Rabu, 22 Agustus 2012
Mambotas, Membuka Ladang buat Anak Laki-Laki
Liputan6.com, Donggala: Musim panen mulai tiba di Desa Ogo Alas di Pegunungan Tinombo, Donggala, Sulewesi Tengah. Saat persediaan makanan menipis, datangnya panen memang memberi harapan dan keceriaan. Panen tak lagi membuat mereka mengkhawatirkan kelaparan. Kebahagiaan ini juga dirasakan Saman, warga Suku Lauje dari Desa Ogo Alas. Hasil panen yang melimpah membuat dia bisa menggelar upacara mambotas dan mamaras untuk anaknya yang baru lahir.
Mambotas dan mamaras sebenarnya adalah rangkaian upacara yang dilakukan untuk membuka ladang. Dalam tradisi Suku Lauje, ketika seorang anak lelaki lahir, orang tuanya wajib menyediakan ladang yang kelak digarap oleh sang jabang bayi. Mambotas dilakukan untuk menandai petak tanah yang dipilih. Sementara mamaras adalah membuka ladang atau membersihkan tanah hutan dengan bantuan warga desa lain agar bisa dijadikan ladang.

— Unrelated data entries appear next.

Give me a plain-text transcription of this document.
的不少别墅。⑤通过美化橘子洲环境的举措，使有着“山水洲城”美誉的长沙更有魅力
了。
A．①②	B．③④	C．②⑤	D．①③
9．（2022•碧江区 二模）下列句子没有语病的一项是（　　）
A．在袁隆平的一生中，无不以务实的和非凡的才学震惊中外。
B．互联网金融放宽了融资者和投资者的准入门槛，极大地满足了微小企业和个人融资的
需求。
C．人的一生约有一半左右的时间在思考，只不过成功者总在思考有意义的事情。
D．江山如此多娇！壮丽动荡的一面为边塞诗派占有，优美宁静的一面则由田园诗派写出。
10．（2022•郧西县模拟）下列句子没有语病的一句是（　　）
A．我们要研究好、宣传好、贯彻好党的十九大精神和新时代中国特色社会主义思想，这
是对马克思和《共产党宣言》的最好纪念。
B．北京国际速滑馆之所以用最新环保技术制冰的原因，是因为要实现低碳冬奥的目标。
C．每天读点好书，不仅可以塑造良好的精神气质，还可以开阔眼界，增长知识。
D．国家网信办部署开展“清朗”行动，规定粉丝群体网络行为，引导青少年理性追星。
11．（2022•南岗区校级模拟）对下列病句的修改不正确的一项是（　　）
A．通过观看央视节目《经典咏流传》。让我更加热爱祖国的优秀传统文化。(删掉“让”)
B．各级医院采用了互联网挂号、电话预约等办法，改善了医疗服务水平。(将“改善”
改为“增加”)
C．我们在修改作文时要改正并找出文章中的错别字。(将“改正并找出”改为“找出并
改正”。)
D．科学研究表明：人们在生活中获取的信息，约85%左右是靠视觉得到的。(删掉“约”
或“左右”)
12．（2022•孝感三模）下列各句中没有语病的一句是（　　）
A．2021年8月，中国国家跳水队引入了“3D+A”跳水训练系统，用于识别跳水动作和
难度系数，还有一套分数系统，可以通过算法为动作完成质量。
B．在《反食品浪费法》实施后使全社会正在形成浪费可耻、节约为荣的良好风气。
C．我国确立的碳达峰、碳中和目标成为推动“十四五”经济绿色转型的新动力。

Bayangan wajah istri dan anaknya membuat Saman bersemangat untuk segera menyudahi musim panen kali ini. Saman beruntung karena buah hatinya lahir di menjelang masa panen. Pasalnya, dia tidak perlu repot mencari Tosi, Kepala Suku Lauje, untuk memberkati anaknya. Tosi yang sehari-hari tinggal jauh memang selalu datang ke Ogo Alas setiap habis memanen jagung atau ubinya. Kehadiran Tosi pada setiap kelahiran anak memang selalu diperlukan orang Lauje. Usapan tangan sang kepala suku ke kepala bayi dianggap memberi berkah keselamatan sang bayi.
Suku Lauje adalah salah satu kelompok etnis di daerah Donggala. Mereka tinggal di sekitar Teluk Tomini dan Pegunungan Tinombo di sebelah pantai timur Kabupaten Donggala. Mereka masih hidup terisolir dari dunia modern mengingat lokasi geografisnya yang sulit dijangkau. Untuk sampai ke sana harus berjalan kaki selama 12 jam dan menyeberangi delapan sungai. Ogo Alas adalah pusat persebaran Suku Lauje di Pegunungan Tinombo. Desa ini menjadi tempat berkumpulnya orang Lauje saat mereka tak ke ladang.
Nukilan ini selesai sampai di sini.